Mitchell's disappearance from the concert scene mirrored a downsizing in her album sales and a lowering of her critical standing through the '80s and early '90s.
But things have begun to turn around lately — at least in terms of the singer's media profile and critical regard.
Mitchell's last album, 1994's "Turbulent Indigo," received the most glowing reviews since her '70s commercial heyday and snared her two Grammys (including Best Pop Album). Spurred by the LP's beauty and bite, Billboard gave her a Century Award for distinguished creative achievement.
At the same time, the emerging wave of female artists — from Sarah McLachlan to Jewel to Alanis Morissette — offered hosannas to her in interviews.
"She's always been in front of the culture at any given time," explains Bill Flanagan of VH1. "Culturally, we've finally caught up with her again."
Still, Mitchell's commercial performance remains underwhelming. Even with the hoopla, "Turbulent Indigo" didn't sell much more than its lower-profile predecessor. It moved 276,000 copies, compared with 223,000 for 1991's "Night Ride Home."
"It's a shame that the Grammy wins didn't do for her what they did for Bonnie Raitt," says Wally Breece, who runs the most authoritative Web site on the star (www.jonimitchell.com).
The fact that Mitchell hasn't played live in so long hasn't helped. According to the star, lingering physical problems from childhood polio have made it difficult for her to sustain her energy on tour. Yet in May, Mitchell tested the waters for a "comeback" by playing full 75-minute sets on seven dates down the West Coast with Bob Dylan and Van Morrison.
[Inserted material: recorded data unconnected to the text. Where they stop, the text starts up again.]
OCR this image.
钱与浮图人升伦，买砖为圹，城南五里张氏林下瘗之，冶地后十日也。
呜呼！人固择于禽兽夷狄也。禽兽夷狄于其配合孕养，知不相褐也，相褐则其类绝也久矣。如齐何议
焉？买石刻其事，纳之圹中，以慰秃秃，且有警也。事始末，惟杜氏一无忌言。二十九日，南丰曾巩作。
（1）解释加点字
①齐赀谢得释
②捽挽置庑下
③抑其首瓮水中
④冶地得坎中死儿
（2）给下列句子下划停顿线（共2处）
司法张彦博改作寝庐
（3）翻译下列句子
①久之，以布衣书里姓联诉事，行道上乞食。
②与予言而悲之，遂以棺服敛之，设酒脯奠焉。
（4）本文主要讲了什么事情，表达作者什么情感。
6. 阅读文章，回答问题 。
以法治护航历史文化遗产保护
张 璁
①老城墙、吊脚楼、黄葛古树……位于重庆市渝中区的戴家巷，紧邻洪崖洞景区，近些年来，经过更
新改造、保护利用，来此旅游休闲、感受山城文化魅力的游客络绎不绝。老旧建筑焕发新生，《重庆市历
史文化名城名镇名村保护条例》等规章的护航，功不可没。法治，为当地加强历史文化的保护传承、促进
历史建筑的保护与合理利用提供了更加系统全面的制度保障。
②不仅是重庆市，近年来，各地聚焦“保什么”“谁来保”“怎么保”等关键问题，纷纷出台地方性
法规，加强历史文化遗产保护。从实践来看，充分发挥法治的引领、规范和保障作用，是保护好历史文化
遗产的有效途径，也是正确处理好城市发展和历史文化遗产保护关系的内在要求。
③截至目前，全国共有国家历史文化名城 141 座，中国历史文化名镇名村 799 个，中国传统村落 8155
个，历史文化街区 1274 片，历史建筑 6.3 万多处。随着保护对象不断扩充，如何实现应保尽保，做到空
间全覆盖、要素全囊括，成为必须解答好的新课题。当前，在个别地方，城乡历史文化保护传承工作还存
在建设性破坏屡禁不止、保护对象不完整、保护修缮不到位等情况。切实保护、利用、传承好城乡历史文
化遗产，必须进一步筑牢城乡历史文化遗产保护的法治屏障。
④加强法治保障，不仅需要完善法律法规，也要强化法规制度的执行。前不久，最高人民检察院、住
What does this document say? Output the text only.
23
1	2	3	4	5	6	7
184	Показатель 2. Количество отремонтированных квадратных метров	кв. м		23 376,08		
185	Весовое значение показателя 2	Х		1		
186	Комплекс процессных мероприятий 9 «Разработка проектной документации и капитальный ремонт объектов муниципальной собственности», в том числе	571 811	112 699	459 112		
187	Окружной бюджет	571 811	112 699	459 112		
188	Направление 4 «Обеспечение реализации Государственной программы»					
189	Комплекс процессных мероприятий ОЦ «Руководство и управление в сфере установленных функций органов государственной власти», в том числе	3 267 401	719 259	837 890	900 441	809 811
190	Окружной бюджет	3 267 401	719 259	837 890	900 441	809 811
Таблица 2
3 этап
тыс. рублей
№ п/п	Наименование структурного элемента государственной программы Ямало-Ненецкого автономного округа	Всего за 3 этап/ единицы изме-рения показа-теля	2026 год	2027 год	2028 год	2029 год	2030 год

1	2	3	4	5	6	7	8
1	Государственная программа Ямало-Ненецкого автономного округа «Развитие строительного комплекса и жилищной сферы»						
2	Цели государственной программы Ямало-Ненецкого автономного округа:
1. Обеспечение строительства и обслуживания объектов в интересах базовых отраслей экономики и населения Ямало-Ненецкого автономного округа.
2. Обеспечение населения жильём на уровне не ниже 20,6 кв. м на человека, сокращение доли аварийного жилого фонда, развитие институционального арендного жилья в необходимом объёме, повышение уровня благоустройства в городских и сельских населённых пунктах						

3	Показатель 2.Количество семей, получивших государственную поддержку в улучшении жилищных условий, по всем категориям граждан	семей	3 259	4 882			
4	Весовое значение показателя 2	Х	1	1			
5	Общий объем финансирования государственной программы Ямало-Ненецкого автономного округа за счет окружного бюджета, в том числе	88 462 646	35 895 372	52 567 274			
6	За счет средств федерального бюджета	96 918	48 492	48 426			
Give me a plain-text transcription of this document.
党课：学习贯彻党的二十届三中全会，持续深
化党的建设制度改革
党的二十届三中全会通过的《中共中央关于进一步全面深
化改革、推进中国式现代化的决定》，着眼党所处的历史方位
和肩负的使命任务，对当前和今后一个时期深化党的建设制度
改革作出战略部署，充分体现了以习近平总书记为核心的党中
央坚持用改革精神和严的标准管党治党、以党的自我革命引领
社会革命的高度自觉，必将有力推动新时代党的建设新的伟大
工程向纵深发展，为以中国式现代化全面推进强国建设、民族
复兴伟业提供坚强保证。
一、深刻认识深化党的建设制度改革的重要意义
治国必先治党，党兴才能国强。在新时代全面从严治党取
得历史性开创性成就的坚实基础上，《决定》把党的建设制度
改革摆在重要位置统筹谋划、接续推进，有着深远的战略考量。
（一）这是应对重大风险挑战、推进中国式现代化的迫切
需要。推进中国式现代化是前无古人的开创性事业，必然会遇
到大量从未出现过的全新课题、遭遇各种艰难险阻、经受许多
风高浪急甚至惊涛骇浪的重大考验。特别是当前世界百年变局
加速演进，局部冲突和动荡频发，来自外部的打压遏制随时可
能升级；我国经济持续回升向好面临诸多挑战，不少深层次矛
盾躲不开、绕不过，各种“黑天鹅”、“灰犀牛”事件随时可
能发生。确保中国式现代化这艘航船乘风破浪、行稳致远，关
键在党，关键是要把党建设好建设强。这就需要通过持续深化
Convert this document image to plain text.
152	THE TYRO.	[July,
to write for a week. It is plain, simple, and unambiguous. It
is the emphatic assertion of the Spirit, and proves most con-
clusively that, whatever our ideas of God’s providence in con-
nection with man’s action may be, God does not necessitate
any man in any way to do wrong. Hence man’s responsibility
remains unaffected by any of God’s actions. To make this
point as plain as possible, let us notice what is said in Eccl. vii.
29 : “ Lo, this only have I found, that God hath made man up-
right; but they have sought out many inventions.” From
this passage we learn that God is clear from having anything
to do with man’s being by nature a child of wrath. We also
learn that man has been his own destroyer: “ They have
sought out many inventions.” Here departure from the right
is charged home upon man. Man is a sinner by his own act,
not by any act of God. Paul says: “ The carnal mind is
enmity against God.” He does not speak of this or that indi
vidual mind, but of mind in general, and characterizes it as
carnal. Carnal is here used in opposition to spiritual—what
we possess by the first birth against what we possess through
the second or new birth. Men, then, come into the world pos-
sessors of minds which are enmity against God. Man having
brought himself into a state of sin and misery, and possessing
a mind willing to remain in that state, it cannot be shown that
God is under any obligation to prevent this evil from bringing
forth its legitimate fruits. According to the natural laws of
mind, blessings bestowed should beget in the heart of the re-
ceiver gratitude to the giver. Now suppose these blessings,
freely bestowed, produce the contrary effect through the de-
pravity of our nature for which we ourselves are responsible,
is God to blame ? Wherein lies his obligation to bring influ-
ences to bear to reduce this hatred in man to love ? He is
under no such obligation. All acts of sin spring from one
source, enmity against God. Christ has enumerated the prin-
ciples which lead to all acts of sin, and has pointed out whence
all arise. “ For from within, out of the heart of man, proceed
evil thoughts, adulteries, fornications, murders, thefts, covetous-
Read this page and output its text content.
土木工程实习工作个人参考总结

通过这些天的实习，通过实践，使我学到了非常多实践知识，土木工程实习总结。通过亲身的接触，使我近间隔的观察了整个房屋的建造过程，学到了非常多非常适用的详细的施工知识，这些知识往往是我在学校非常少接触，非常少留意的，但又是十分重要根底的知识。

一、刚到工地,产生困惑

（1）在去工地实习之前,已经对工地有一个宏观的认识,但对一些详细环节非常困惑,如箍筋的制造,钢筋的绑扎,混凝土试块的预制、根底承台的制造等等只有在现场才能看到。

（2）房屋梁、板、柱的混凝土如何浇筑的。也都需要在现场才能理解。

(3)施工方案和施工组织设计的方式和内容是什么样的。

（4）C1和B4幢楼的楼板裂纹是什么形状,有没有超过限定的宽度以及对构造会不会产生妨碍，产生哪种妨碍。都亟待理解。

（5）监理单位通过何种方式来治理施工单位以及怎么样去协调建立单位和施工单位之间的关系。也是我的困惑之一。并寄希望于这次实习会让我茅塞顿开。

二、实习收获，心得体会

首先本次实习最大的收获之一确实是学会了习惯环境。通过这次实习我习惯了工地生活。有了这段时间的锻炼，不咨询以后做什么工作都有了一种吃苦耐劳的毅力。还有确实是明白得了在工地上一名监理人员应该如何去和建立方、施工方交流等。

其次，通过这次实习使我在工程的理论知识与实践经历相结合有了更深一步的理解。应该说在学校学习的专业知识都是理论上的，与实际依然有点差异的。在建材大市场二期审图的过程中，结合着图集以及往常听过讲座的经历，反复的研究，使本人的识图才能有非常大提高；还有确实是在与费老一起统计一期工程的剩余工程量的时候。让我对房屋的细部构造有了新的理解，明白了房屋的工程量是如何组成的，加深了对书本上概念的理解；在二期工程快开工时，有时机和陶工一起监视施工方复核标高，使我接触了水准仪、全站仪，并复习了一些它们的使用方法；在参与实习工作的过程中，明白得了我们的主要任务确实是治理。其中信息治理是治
And she'll follow the Woodstock date with an album, "Taming the Tiger," out Sept. 29, to be promoted by a recently taped TV concert special, featuring material from throughout her career.
Sympathetic observers hope this time the public will finally fall back in synch with her. "People forget," Flanagan explains, "that even albums everyone loves now, like [1976's] 'Hejira' or [1975's] 'Hissing Of Summer Lawns' flipped people out at the time."
A Hiss From Rolling Stone
Rolling Stone called "Hissing" the worst album of the year. Later, it became recognized as the album that brought African rhythms to pop, way before Peter Gabriel or Sting's similar forays. Things got worse for Mitchell when she released the jazz album "Mingus" in 1979. "She lost her airplay from that," says Breece.
Mitchell complained that her '80s work wasn't adequately promoted. But observers opine that she has paid a price for holding to her high standards. "She's not interested in pop trends, [and] she doesn't want to repeat past successes," says Flanagan. "That's why you couldn't take one song from any of her albums and put it on any other album by her."
For how many other artists does that hold?